Entre 10 de Maio e 29 de Julho de 1918, Rubén Landa visitou os mais importantes liceus nacionais, assistiu a aulas, conversou com alunos, professores, reitores e governantes, realizou uma conferência sobre o tema na Universidade de Coimbra e, após regressar a Espanha, elaborou uma memória onde descreveu o ensino secundário em Portugal, desde o primeiro decreto de Passos Manuel em 1836, até às reformas de 1921, relatando com maior enfoque o seu estado em 1918 sob a perspectiva imparcial de um investigador estrangeiro. Este artigo, na sua versão mais extensa, foi publicado em várias partes n’O Instituto, a partir do volume 74.º, e também na forma de separata. Nele podemos encontrar uma visão bastante meritória do funcionamento dos liceus lisboetas, nomeadamente os Liceus Pedro Nunes, Passos Manuel e Camões, mas também um parecer bastante favorável em relação ao sistema então em vigor, cuja grande parte tinha sido implementada na reforma de 1905 (ver http://dererummundi.blogspot.com/2009/07/ruben-landa-e-o-ensino-secundario-em.html).

A partir de 1928 reduz-se significativamente o número de artigos dedicados à instrução pública n’ O Instituto. Apesar de não serem apresentadas quaisquer indicações sobre censura prévia, a grande maioria das pessoas que ocupavam lugares no corpos directivos do IC estavam conotadas com o novo regime, pelo que haveria algum cuidado em publicar artigos que pudessem conter críticas às novas reformas no âmbito da educação. Assim se pode explicar que as profundas reformas realizadas a partir de 1926 não tenham encontrado qualquer menção nas páginas d’O Instituto. Por este motivo, a nossa análise termina com o início da década de 1920, não sendo referenciadas as reformas realizadas a partir de 1926, após a revolução que abriu portas ao Estado Novo.
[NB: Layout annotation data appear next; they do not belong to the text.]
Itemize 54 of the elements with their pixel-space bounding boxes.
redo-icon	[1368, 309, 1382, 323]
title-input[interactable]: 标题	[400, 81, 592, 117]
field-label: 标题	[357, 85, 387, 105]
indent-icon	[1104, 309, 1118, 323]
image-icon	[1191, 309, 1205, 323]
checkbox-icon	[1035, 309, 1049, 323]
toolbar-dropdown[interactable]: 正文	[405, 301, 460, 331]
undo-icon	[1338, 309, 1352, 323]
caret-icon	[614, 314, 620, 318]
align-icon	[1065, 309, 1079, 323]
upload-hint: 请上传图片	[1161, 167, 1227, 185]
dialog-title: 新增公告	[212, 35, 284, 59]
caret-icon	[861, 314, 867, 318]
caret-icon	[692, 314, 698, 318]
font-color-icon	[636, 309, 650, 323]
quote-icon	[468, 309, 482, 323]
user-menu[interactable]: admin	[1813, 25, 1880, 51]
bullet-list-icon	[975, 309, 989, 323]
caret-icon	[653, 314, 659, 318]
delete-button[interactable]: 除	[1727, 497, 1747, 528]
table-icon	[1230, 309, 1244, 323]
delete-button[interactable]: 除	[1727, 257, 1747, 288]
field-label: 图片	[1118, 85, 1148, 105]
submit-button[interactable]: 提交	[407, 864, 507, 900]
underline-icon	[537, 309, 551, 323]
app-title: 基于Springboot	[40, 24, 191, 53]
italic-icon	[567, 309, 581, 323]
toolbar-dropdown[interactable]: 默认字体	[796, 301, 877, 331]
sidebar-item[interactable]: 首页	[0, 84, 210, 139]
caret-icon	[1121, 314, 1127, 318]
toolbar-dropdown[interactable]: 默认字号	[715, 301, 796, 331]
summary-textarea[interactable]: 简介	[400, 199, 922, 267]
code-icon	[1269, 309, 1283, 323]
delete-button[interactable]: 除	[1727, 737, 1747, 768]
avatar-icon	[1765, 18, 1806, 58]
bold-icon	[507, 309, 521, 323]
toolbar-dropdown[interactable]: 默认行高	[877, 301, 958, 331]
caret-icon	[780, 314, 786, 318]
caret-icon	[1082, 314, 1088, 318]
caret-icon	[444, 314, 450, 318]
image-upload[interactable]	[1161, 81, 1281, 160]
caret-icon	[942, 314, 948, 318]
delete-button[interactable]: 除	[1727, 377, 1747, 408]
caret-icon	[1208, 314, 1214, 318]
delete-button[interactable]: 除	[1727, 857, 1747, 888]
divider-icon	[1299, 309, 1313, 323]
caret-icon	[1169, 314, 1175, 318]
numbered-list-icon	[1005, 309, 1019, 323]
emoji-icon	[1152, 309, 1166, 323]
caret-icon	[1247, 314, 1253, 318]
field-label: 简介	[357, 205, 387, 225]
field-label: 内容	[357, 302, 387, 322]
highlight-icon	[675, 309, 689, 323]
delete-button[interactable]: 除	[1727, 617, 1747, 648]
A pesquisa efectuada teve como resultado dois artigos que relatam a história das reformas no ensino secundário nas páginas d’O Instituto. O primeiro incide no período monárquico parlamentar de 1836 a 1910 e será publicado na Revista Portuguesa de Pedagogia (Leonardo, A. J. F.; Martins, D. R.; Fiolhais, C. (2009). O Instituto de Coimbra e o Ensino Secundário em Portugal de 1836 a 1910. O caso das Ciências Físico-Químicas. Revista Portuguesa de Pedagogia, 43-2, 2009, 239-260). O segundo aborda o período da 1.ª República, de 1910 a 1926, estando prevista a sua publicação no próximo ano, quando se celebra o centenário da implantação da República em Portugal.